Hangi Durumlarda Tüketici Mahkemesine Başvurulur?

196 Görüntüleme 10 Temmuz 2025, 09:29

Tüketici hukuku, bireylerin günlük yaşamlarında karşılaştıkları mal ve hizmet temininden doğan haklarını koruma altına almayı hedefleyen özel bir hukuk dalıdır. Bu kapsamda, tüketicilerin karşılaştığı uyuşmazlıkların çözümünde en önemli başvuru yollarından biri Tüketici Mahkemeleridir. 6502 sayılı Tüketicinin Korunması Hakkında Kanun (TKHK) uyarınca belirli uyuşmazlıklar doğrudan bu mahkemelerde görülmektedir. Bu makalede, hangi durumlarda Tüketici Mahkemelerine başvurulur, yasal düzenlemeler ve genel içtihatlar çerçevesinde bu konuyu ele alacağız.

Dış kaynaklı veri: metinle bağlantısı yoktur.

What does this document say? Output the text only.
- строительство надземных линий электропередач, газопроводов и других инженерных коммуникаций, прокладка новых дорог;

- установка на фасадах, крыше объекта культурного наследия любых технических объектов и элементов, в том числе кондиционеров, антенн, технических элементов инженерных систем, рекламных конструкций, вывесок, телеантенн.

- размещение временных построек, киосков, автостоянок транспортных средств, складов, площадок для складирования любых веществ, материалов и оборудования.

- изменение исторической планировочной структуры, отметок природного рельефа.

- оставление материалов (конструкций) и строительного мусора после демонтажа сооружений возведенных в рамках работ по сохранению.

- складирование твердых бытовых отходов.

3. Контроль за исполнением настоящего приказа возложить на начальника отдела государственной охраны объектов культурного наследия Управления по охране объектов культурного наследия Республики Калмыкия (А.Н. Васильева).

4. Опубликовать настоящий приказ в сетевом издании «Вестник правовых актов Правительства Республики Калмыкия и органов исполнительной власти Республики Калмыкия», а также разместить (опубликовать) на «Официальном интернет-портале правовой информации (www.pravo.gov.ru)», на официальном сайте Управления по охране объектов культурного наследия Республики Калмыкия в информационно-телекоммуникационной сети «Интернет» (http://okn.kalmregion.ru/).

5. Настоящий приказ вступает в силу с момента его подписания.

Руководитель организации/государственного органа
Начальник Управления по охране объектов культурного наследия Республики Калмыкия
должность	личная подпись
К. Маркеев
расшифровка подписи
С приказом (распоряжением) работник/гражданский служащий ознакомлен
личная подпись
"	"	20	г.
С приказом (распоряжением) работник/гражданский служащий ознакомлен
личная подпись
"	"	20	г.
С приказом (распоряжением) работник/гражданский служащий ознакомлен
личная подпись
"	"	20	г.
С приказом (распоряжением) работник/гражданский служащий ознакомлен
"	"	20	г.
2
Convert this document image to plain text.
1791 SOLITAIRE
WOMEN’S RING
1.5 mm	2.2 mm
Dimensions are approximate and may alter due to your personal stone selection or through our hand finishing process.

2. Tüketici Mahkemelerinin Görev Alanı

6502 sayılı Kanun'un 73. maddesine göre, tüketici işlemlerinden ve tüketiciye yönelik uygulamalardan doğacak her türlü uyuşmazlık, tüketici mahkemelerinin görev alanına girmektedir. “Tüketici işlemi” kavramı ise  yine bu Kanun’un 3. maddesinde; bir tarafı tüketicinin oluşturduğu, mal veya hizmet piyasalarında ticari veya mesleki amaçlarla hareket eden gerçek veya tüzel kişi ile yapılan her türlü sözleşme ve hukuki işlem olarak tanımlanmıştır.

Dolayısıyla, bir uyuşmazlığın Tüketici Mahkemesi’ne götürülebilmesi için:

  • Taraflardan birinin tüketici, diğerinin ise satıcı, sağlayıcı veya üretici olması,
  • Uyuşmazlığın, mal veya hizmet temini gibi bir tüketici işlemi ile ilgili olması gerekir.

TKHK madde 3’te tüketici ve satıcı, sağlayıcı ve üretici tanımlarını açıklamaktadır. Öncelikle tüketici, ticari ve mesleki olmayan amaçlarla hareket eden gerçek veya tüzel kişidir. Satıcı ise ticari veya mesleki amaçlarla tüketiciye mal sunan ya da mal sunanın adına veya hesabına hareket eden gerçek veya tüzel kişiye denir. Nitekim kamu tüzel kişileri de bu tanıma dahildir. 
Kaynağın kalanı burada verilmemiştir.